Alexandre Dumas, Twenty Years After. “It is the middle child between its better-known companions, The Three Musketeers and Le Vicomte de Bragelonne (Man in the Iron Mask), but it is better than either of them and, I believe, Dumas’s second best novel after The Count of Monte Cristo. The themes become more relevant each day—how to stay friends with political enemies, the question of the best manner of governance, to whom should we be loyal: king, country, employer, friends? All of these and more are explored in this rich work, but almost no one reads it, while I keep coming back to it year after year.”

Ralph Ellison, Invisible Man. “This is a great American novel, if not the great American novel. In it Ellison takes possession of Western literature from Homer to Dostoyevsky and Hawthorne and Poe and all the rest of his American predecessors.  He appropriates them all for his own uses.  The story draws the reader inexorably on with its dream logic. Although the story is in some respects dated, it has an incredibly contemporary feel. Yet Ellison seems somehow to have fallen out of fashion. He would refuse to be stifled by the identity politics of our cultural authorities. I’m still trying to figure out how we are to take the novel. It can’t be as a realist work, can it? If you read the book in high school or college, as all my friends seem to have done, you owe it to yourself to give it another look.”

Penelope Fitzgerald, Human Voices. “This book can teach us something about what it means to live in a time of crisis.”

Robert Graves, I, Claudius

Winston Groom, El Paso

Anton Myrer, Once an Eagle. “Finely wrought battle scenes, a primer on leadership and character, it’s easy to see why this novel, which spans the years between WWI and Vietnam, is required reading at the nation’s military academies.”

Louise Penny’s Gamache detective series.

Marilynne Robinson, Housekeeping. “Having read Gilead and Home, I was not prepared for how surreal the story is and how sad. Beautiful prose.”

Paul Scott, The Raj Quartet. “One of those reading experiences I wish I were about to discover for the first time. I can’t think of a better, more complete world to enter and be enchanted by during a time of quarantine.”

Eugene Vodolazkin, Laurus

Stefan Zweig, Chess Story. “The narration is so compelling that it reads very quickly while offering provocative insights into fairness, nobility, sanity, and the bounds of human ingenuity both under the duress of solitude and in the compromising company of others.”

 

Nonfiction:

Bernard Cornwell, Waterloo

Matthew Crawford, The World Beyond Your Head 

William Deresiewicz, A Jane Austen Education. “Deresiewicz is one of the most important social critics of our time, and all his books ought to be more widely read.”

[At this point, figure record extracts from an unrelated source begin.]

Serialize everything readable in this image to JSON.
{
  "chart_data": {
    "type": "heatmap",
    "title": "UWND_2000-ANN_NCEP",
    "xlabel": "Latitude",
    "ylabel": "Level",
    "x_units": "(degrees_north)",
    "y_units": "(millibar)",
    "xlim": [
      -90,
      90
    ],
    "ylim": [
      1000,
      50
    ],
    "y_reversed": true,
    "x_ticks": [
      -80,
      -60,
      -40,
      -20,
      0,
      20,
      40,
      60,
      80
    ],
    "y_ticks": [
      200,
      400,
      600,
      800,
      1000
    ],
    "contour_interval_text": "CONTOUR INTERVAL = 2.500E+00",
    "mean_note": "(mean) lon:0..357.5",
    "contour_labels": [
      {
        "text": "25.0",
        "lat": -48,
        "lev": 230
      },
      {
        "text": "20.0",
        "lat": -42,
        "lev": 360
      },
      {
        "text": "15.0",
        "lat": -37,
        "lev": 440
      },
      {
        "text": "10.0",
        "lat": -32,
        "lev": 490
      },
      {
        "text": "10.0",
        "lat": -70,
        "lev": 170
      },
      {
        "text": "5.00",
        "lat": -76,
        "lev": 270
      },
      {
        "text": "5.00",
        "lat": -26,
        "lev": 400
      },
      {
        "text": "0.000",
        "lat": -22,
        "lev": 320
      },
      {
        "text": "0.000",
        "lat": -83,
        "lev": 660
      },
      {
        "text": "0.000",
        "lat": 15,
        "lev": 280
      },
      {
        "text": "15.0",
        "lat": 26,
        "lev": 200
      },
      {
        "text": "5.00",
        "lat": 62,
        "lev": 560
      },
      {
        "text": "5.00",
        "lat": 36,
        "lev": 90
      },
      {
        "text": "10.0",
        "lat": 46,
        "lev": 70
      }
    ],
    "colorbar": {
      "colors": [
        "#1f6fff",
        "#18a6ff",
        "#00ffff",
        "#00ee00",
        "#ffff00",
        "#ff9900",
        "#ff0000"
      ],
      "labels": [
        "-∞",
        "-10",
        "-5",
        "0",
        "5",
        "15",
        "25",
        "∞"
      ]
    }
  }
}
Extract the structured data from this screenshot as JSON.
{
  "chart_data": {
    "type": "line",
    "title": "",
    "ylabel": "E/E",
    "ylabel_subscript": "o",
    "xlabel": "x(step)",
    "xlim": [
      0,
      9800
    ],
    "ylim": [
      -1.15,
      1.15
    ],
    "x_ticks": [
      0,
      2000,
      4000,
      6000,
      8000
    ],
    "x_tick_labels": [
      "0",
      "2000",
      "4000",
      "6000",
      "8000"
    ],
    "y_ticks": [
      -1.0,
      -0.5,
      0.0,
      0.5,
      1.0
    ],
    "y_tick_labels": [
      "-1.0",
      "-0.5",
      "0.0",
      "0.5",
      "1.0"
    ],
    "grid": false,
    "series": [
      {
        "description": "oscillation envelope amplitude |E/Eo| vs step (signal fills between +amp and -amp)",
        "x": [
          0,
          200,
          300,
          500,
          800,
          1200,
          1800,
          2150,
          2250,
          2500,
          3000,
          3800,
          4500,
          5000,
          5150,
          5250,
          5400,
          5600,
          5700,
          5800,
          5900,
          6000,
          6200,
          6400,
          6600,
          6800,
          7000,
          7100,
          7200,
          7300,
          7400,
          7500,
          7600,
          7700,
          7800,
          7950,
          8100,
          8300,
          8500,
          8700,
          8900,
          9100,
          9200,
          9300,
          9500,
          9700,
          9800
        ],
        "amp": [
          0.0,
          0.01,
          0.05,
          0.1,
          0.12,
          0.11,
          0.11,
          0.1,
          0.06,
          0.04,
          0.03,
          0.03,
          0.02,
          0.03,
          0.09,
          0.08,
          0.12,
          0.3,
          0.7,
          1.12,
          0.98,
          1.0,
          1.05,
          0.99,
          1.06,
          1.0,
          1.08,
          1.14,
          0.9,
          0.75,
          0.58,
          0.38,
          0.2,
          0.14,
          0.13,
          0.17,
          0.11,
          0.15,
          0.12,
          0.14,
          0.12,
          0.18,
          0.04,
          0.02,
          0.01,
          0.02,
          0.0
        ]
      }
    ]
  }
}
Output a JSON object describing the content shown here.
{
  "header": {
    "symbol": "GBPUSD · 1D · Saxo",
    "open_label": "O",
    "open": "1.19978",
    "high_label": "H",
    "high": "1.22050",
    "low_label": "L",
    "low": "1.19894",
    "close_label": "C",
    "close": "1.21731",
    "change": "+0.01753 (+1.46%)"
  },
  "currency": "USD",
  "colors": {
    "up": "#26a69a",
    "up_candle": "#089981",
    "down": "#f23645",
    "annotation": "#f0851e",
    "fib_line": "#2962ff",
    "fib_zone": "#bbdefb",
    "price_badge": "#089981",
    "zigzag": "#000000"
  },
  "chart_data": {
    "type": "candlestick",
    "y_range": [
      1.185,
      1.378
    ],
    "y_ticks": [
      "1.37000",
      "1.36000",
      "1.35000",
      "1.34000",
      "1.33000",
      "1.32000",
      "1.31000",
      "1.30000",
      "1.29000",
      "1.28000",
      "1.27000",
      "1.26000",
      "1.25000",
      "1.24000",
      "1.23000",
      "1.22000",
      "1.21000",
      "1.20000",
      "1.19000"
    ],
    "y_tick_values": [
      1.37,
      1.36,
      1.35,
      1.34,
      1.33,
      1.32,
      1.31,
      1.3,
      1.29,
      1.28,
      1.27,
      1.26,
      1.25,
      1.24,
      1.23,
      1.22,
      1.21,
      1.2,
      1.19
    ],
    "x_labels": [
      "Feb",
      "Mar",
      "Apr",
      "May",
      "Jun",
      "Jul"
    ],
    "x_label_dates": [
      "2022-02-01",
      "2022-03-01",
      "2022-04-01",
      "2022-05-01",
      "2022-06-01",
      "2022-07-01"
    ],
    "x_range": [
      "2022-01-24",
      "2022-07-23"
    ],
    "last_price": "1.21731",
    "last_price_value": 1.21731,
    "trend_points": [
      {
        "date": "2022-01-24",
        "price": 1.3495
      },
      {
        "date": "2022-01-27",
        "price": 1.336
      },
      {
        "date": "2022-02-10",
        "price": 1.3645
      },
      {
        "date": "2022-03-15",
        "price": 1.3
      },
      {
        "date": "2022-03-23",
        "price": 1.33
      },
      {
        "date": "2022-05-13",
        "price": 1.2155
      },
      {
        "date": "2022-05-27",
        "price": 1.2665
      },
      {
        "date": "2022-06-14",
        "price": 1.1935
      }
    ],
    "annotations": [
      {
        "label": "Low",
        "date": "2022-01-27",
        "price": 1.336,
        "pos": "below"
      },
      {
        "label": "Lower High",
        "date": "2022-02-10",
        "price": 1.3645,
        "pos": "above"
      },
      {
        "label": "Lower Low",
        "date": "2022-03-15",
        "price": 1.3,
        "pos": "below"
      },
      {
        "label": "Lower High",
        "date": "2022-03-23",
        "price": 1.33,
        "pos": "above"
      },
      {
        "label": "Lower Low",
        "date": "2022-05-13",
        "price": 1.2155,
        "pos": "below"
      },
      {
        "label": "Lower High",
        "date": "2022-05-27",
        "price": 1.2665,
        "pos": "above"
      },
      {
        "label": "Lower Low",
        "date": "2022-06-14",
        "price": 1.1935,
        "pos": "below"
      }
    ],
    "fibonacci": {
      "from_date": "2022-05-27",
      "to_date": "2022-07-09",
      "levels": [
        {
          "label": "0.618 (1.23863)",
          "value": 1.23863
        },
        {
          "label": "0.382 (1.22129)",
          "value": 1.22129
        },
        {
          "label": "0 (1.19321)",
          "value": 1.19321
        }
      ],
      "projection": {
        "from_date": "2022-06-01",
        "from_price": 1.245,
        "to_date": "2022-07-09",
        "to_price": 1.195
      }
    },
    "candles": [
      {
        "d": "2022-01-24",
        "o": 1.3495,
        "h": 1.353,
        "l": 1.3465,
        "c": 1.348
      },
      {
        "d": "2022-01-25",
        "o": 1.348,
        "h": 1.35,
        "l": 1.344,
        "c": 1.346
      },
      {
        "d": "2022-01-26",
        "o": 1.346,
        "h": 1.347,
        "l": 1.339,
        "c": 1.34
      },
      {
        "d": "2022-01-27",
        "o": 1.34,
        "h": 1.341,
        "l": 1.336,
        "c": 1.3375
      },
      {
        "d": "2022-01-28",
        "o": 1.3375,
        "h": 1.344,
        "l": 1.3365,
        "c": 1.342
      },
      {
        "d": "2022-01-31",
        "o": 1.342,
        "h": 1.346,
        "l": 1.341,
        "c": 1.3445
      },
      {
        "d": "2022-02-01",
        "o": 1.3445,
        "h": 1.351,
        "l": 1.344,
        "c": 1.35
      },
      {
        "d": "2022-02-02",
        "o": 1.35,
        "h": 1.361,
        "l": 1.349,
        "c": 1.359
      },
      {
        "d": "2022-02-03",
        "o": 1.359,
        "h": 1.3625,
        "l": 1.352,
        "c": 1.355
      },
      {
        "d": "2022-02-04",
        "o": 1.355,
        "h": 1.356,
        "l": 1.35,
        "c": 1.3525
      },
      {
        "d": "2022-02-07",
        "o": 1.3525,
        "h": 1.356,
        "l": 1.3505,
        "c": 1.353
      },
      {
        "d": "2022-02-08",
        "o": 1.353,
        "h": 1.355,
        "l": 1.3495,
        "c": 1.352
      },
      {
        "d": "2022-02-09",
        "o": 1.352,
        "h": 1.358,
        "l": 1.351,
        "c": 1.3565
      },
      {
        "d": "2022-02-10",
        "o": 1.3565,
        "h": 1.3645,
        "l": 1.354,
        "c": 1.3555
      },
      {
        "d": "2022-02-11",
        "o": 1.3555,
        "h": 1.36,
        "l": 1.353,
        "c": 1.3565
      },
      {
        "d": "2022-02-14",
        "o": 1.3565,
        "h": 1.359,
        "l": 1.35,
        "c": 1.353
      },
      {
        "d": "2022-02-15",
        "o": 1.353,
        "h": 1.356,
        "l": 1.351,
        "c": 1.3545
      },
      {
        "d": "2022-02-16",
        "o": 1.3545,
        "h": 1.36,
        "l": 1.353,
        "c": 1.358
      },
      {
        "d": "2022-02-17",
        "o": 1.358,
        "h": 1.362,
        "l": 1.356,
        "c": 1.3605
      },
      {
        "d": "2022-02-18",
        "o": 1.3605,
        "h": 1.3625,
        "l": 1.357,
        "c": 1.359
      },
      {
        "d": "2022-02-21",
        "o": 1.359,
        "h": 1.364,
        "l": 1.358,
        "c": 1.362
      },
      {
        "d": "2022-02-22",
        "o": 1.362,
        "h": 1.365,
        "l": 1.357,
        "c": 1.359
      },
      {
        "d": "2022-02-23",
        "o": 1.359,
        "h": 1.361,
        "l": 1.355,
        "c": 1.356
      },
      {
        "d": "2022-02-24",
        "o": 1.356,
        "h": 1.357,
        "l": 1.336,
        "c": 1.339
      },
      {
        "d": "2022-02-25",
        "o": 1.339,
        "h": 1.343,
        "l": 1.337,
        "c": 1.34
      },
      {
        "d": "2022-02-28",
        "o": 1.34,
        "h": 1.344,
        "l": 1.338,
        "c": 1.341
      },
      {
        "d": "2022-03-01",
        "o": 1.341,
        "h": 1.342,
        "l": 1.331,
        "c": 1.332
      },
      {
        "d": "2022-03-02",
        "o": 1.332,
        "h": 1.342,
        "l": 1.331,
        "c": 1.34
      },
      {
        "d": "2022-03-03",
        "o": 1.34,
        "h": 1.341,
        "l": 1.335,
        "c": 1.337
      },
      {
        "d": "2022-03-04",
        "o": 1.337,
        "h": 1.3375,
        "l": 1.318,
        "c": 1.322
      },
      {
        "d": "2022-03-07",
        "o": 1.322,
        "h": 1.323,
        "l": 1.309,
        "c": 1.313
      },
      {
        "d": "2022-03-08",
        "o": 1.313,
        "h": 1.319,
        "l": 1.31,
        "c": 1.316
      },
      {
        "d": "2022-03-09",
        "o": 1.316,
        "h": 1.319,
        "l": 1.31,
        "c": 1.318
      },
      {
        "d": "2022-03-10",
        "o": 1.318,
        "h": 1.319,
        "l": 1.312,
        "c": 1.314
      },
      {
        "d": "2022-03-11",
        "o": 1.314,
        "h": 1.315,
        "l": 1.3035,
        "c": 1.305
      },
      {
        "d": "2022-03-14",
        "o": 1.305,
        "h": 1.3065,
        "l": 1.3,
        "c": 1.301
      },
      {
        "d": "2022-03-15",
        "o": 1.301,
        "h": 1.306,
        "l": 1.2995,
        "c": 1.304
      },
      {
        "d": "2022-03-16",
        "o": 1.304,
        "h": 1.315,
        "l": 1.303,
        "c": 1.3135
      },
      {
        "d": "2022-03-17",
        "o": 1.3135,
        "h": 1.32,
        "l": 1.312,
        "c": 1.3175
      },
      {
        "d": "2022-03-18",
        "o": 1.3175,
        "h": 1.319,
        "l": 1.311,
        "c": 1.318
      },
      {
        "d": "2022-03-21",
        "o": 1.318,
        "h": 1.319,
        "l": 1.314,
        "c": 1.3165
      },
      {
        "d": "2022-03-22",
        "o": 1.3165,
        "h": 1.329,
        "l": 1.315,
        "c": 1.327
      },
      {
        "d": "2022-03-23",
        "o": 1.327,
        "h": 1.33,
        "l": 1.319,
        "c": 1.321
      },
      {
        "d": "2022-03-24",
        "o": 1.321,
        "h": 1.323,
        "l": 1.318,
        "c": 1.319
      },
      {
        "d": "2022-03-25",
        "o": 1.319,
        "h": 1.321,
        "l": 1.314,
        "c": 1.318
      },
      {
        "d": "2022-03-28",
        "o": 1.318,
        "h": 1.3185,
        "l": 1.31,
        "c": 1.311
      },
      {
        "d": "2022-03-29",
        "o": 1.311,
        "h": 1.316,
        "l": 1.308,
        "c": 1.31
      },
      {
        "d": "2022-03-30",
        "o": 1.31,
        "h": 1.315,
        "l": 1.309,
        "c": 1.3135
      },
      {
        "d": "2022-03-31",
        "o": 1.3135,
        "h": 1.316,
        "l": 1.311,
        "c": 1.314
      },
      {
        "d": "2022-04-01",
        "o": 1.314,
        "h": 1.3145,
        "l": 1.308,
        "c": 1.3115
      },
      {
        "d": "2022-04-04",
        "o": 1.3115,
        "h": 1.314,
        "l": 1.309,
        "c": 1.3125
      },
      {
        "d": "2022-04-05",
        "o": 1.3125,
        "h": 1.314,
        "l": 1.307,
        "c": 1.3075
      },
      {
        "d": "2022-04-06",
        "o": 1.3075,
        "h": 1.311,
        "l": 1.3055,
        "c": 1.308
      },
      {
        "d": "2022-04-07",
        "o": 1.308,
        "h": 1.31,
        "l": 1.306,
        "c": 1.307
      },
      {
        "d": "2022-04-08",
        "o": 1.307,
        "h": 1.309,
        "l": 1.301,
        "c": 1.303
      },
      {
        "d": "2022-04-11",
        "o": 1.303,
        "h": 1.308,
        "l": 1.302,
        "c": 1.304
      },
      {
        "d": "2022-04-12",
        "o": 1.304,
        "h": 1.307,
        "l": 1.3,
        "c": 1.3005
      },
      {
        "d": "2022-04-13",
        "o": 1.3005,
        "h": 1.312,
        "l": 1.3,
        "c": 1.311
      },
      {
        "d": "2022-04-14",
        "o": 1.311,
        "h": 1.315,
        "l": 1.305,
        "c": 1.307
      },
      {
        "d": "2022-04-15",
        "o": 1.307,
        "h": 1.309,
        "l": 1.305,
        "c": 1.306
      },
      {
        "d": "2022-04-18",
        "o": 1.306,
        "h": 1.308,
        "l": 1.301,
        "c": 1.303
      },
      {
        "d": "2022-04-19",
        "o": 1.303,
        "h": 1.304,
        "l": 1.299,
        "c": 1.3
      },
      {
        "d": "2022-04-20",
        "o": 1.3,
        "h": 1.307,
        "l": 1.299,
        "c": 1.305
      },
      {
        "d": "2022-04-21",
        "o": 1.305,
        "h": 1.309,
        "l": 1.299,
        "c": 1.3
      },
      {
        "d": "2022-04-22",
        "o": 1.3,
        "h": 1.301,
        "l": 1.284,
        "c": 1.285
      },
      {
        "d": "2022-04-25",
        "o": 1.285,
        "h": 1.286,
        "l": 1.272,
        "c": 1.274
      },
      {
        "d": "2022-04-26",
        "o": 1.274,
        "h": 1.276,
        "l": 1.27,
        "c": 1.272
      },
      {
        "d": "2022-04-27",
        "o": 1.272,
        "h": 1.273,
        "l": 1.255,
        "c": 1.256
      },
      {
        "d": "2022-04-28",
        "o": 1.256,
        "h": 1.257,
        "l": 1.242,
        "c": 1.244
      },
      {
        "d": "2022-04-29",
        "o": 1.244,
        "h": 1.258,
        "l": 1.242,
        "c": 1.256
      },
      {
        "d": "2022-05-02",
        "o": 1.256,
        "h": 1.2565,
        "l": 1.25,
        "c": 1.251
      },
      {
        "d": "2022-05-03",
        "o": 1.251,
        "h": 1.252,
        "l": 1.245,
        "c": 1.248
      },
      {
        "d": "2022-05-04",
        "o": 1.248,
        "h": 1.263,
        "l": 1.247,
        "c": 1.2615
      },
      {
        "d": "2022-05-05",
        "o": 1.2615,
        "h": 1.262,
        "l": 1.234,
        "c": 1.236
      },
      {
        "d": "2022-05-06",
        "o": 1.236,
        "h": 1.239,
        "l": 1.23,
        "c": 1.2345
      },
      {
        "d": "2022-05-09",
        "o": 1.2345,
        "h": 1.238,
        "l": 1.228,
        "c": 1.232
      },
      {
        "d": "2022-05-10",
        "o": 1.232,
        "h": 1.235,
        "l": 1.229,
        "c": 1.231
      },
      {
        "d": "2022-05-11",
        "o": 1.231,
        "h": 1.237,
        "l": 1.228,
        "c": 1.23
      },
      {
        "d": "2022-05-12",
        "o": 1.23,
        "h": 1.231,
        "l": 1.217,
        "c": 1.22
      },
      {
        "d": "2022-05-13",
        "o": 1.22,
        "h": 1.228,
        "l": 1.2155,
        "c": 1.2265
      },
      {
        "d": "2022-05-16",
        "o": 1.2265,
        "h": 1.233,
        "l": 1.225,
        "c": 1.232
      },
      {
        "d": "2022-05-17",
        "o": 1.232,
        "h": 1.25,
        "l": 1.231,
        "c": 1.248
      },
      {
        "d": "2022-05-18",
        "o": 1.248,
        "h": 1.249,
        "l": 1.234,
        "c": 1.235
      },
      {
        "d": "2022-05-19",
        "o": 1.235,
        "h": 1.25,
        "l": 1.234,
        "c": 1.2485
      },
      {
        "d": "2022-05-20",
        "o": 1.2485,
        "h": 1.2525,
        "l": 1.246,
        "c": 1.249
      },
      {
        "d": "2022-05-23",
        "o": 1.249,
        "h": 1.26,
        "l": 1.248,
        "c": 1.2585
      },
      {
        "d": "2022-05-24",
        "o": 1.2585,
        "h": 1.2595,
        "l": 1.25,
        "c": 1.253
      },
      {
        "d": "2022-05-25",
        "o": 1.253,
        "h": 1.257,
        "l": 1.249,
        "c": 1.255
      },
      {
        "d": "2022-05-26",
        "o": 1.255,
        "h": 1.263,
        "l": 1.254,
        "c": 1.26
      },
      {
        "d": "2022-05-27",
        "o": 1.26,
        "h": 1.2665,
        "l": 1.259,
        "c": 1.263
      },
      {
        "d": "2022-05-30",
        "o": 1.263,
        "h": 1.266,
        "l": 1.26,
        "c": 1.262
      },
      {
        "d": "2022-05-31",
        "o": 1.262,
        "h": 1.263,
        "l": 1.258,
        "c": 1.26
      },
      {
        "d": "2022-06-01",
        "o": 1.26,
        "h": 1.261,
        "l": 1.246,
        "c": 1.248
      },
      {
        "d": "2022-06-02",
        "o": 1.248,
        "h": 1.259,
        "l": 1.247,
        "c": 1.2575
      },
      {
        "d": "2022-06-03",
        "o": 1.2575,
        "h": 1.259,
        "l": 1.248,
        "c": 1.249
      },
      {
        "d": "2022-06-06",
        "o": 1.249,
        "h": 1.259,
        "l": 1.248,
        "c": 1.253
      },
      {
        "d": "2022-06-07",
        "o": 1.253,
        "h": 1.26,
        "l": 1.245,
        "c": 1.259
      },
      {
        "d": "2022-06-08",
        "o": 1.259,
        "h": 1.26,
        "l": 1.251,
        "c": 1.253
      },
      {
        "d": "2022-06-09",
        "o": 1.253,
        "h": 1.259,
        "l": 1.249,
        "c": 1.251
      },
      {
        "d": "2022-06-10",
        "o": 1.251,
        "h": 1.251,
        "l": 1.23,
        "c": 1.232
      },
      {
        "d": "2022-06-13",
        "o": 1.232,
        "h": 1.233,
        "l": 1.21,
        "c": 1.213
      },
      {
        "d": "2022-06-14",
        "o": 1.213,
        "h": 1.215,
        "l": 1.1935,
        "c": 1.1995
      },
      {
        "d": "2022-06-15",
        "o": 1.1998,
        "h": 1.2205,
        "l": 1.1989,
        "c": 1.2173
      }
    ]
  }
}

Patrick Leigh Fermor, A Time of Gifts. “A good way to experience travel while we’re all cooped up.”

Kyle Harper, Fate of Rome. It “is easily one of the best non-fiction books of the last five years. It makes the case that pandemics and environmental change played a far more important role in the decline of the Roman Empire than previously thought. Beyond that, however, it’s a pleasure to read an historian in absolute command of his material, from the opening invocation of Aeneas at the mercy of the wind and waves to the concluding reflections on the similarities between Rome and our own times.”

James Herriot, All Creatures Great and Small. “One of the funniest writers I’ve ever read.”

Abraham Joshua Heschel, The Sabbath

Robin Wall Kimmerer, Gathering Moss.

Henri Neuwen, The Prodigal Son

Hugo Rahner, Man at Play

Don Richardson, Peace Child

J. D. Vance, Hillbilly Elegy

Isabel Wilkerson, The Warmth of Other Suns

 

Final Recommendations (updated 3/20/20)

Albert Camus, The Plague

J. L. Carr, A Month in the Country

Dale Davis, True Word for Tough Times

Mark Helprin’s A Soldier of the Great War.  “Narrated by an old man, a veteran of the Italian alpine campaign against the Nazis, as he travels the countryside with a young man on the verge of real manhood. It’s not only a gripping drama, but a reminder of how much history and memory is carried by our oldest and most endangered neighbors.”